She also refers to teaching as "this profession" and talks about "the work," which strikes me as a better framework. And she really brings it all home toward the end:
Become a teacher. And when you do, and when you do--and I hope all of you do who want to join this profession-- you'll find a vocation that brings you joy and meaning. You'll know that someone out there is a better thinker because of you, that someone is kind of sitting a little bit taller because you gave him the confidence. Someone is working a little harder because you pushed her to try. Someone is braver because you helped him find his courage. And you'll know this, too-- that your President and his administration are working every day so that you have the support, respect and pay you deserve. So join us. Become a teacher. And we will change the world, one student at a time.

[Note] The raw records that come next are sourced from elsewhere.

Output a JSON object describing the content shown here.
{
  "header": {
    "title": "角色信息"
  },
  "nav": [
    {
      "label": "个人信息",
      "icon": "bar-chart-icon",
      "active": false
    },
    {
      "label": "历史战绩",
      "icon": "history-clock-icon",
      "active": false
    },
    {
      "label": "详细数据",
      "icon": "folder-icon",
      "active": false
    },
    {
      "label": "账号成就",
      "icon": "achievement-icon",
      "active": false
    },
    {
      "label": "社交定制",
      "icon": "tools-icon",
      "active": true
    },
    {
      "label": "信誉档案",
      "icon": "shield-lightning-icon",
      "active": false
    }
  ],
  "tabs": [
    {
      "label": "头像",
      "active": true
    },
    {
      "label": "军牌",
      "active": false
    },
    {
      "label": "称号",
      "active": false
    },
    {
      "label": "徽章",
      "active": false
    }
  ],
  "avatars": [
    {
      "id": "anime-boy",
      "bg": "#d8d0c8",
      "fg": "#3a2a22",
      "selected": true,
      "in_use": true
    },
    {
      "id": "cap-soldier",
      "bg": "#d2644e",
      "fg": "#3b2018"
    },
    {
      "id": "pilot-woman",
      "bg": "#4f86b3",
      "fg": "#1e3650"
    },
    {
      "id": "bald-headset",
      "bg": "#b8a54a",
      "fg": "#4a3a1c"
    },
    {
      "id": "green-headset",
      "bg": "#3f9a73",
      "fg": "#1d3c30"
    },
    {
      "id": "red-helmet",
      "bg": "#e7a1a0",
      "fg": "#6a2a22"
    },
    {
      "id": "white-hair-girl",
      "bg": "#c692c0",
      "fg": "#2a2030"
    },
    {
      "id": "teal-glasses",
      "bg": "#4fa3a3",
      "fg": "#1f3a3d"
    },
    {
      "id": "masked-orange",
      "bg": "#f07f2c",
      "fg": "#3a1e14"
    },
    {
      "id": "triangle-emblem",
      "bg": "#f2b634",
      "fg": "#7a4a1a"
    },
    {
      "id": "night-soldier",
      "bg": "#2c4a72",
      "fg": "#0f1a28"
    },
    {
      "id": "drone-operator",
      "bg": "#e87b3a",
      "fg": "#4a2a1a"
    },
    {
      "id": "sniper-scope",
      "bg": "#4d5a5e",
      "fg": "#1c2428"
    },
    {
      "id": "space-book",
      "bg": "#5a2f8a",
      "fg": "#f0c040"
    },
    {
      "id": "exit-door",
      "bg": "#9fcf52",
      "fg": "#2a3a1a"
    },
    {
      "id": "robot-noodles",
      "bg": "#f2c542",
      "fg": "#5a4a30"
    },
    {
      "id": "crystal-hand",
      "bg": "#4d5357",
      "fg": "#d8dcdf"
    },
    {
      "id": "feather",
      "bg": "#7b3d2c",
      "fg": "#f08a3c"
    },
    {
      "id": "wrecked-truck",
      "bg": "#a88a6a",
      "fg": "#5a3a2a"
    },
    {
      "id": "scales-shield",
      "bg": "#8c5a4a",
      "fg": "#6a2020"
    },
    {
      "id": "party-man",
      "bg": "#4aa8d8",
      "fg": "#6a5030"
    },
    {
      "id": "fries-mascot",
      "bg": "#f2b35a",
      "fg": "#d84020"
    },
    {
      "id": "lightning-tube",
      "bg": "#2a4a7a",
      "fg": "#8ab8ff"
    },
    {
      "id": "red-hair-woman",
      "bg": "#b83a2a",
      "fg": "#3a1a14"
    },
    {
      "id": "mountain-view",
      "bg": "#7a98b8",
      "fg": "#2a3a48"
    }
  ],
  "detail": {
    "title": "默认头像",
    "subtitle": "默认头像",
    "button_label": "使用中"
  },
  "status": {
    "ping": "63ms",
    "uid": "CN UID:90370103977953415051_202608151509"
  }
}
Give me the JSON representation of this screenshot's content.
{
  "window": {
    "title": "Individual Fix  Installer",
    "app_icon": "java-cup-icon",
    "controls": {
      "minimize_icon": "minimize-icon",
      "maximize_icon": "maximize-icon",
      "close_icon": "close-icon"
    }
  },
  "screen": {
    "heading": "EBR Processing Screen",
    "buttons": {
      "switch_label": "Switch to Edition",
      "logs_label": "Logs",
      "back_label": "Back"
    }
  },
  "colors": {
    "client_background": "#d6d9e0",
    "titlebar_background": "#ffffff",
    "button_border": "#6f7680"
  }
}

Well, she was on a roll for a minute, anyway.
I'll repeat that Tennessee, with its ardent embrace of Larry "Teachers are the dumbest" Arnn and its long string of amateur-hour grifters as secretary of education, is an odd choice. The gang appear drawn there by a proposed Grow Your Own program, which is currently nothing more than a pretty idea, but as unrealized ideas go, I suppose it's prettier than North Carolina's crappy proposed merit pay program. And it's certainly nicer to have someone from DC saying pretty things about teachers instead of calling them names and suggesting they all stink (like Betsy DeVos under Trump/Pence and Arne Duncan under Obama/Biden).
But I'm not sure we've fully grasped the range of issues gumming up the teacher pipeline (or at least we have chosen not to express said grasping in words). I like a pep rally for the profession as much as the next person, especially these days, but when it veers toward the ditch, my nerves, long made twitchy by pretty words untethered to any useful, practical policy--well, I get a little pain.
Bottom line. Some swell parts, some terrible parts, some choices clearly made in order to stump for Biden policies (which echoes the "don't tell me what you need, just listen while I tell you what I want to do for you" pitch that teachers know so well from dozens of edu-wares salespersons). This was the kickoff for the tour; maybe things will pick up down the road.